The White House has said little beyond the fact that dinner will be served, sticking to the tradition of trying to maintain an element of surprise for its guests.
In fact, Mr Macron will break bread twice with Mr Trump.
On Monday, the president and Melania Trump will dine privately with Mr Macron and his wife, Brigitte, at Mount Vernon, the home of America's first president, George Washington, on the banks of the Potomac River in Virginia.
The White House said the setting will serve as a reminder of France's "unique status" as America's first ally.
Mr Trump ended his first year without receiving a foreign leader on a state visit, making him the first president in nearly 100 years to do so and heightening the stakes for Tuesday.
Dinner tickets are typically highly sought after by Washington's political and business elite.

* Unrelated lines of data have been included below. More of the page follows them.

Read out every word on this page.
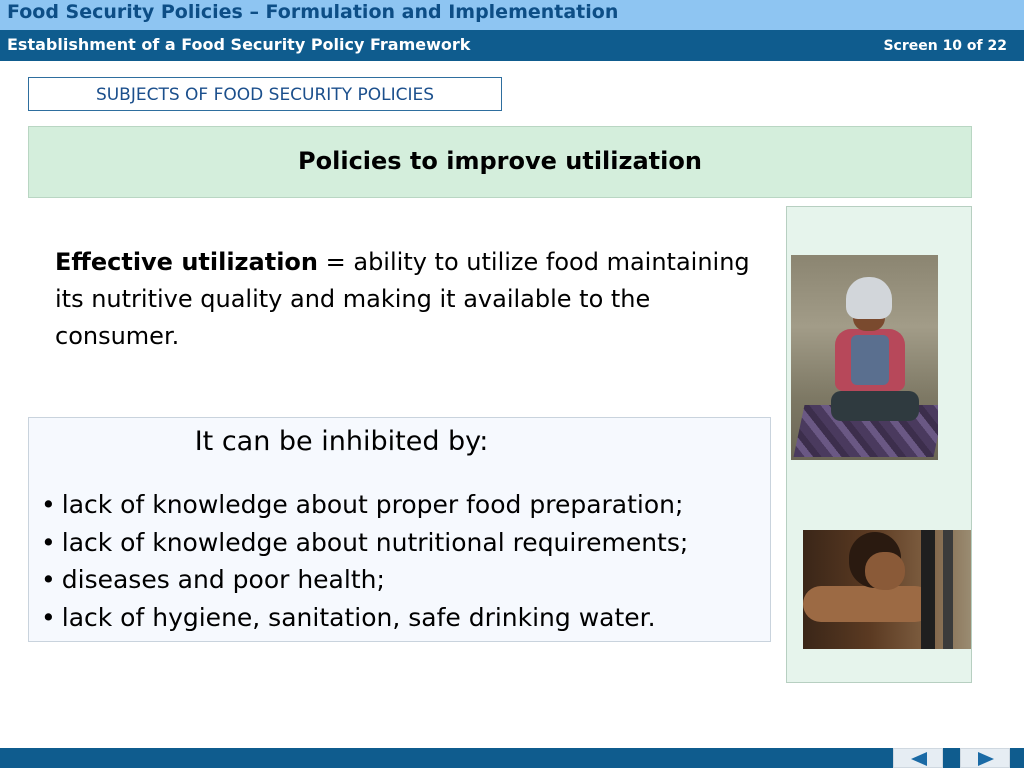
Food Security Policies – Formulation and Implementation
Establishment of a Food Security Policy Framework	Screen 10 of 22
SUBJECTS OF FOOD SECURITY POLICIES
Policies to improve utilization
Effective utilization = ability to utilize food maintaining its nutritive quality and making it available to the consumer.
It can be inhibited by:
• lack of knowledge about proper food preparation;
• lack of knowledge about nutritional requirements;
• diseases and poor health;
• lack of hygiene, sanitation, safe drinking water.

A few inklings of who's in and who's out already are known: Christine Lagarde, head of the International Monetary Fund, is in, as are House Speaker Paul Ryan, and defence secretary Jim Mattis. Senate Republican Leader Mitch McConnell of Kentucky was invited, but his office said he is unable to attend.
In a break with tradition, Mr Trump invited no Democratic members of Congress or journalists, said a White House official familiar with the arrangements. But at least one Democrat will be in the crowd: The office of Louisiana governor John Bel Edwards confirmed his attendance.
Approximately 150 guests will take their seats in the State Dining Room on Tuesday, making for a more intimate affair than those held by President Barack Obama.
Mr Obama's guest lists numbered into the hundreds, requiring that the event be held in a tented pavilion erected on the South Lawn because no room in the White House can accommodate that many people.
Most of the responsibility for executing a flawless celebration falls to the first lady and her staff, including such key details as what is served (Mr Trump likes wedge salads and chocolate cake) and poured into glasses, who sits next to whom, who performs after dinner and what the decor looks like.
One big moment is the first glimpse of the first lady in her gown. Fashion details are kept secret until the first couple steps on to the North Portico on Tuesday night to welcome their dinner guests.
Former first lady Michelle Obama often used state dinners to showcase the talent of up-and-coming designers. Some designers have cited mr Trump's politics in refusing to dress the current first lady, a former model.
Still, a likely choice would be Dior, the French design house whose fashions Mrs Trump often wears, or Herve Pierre, the French-American who designed her inaugural gown and other looks.
The last time a Republican president hosted his French counterpart was November 2007 when President George W Bush welcomed the newly divorced Nicolas Sarkozy.
When Mr Macron's limousine first pulls up the White House driveway on Tuesday morning, Mr Trump, the first lady, White House and administration officials, and hundreds of invited guests will be waiting on the South Lawn.
The pomp-filled arrival ceremony is for the man who became the youngest president in French history when he was elected in 2017 aged 39 on his first run for office.
The visit also offers Mr Macron his first Oval Office meeting and a joint White House news conference with Mr Trump. There's also a State Department lunch hosted by vice president Mike Pence before Mr Macron and his wife arrive for the state dinner.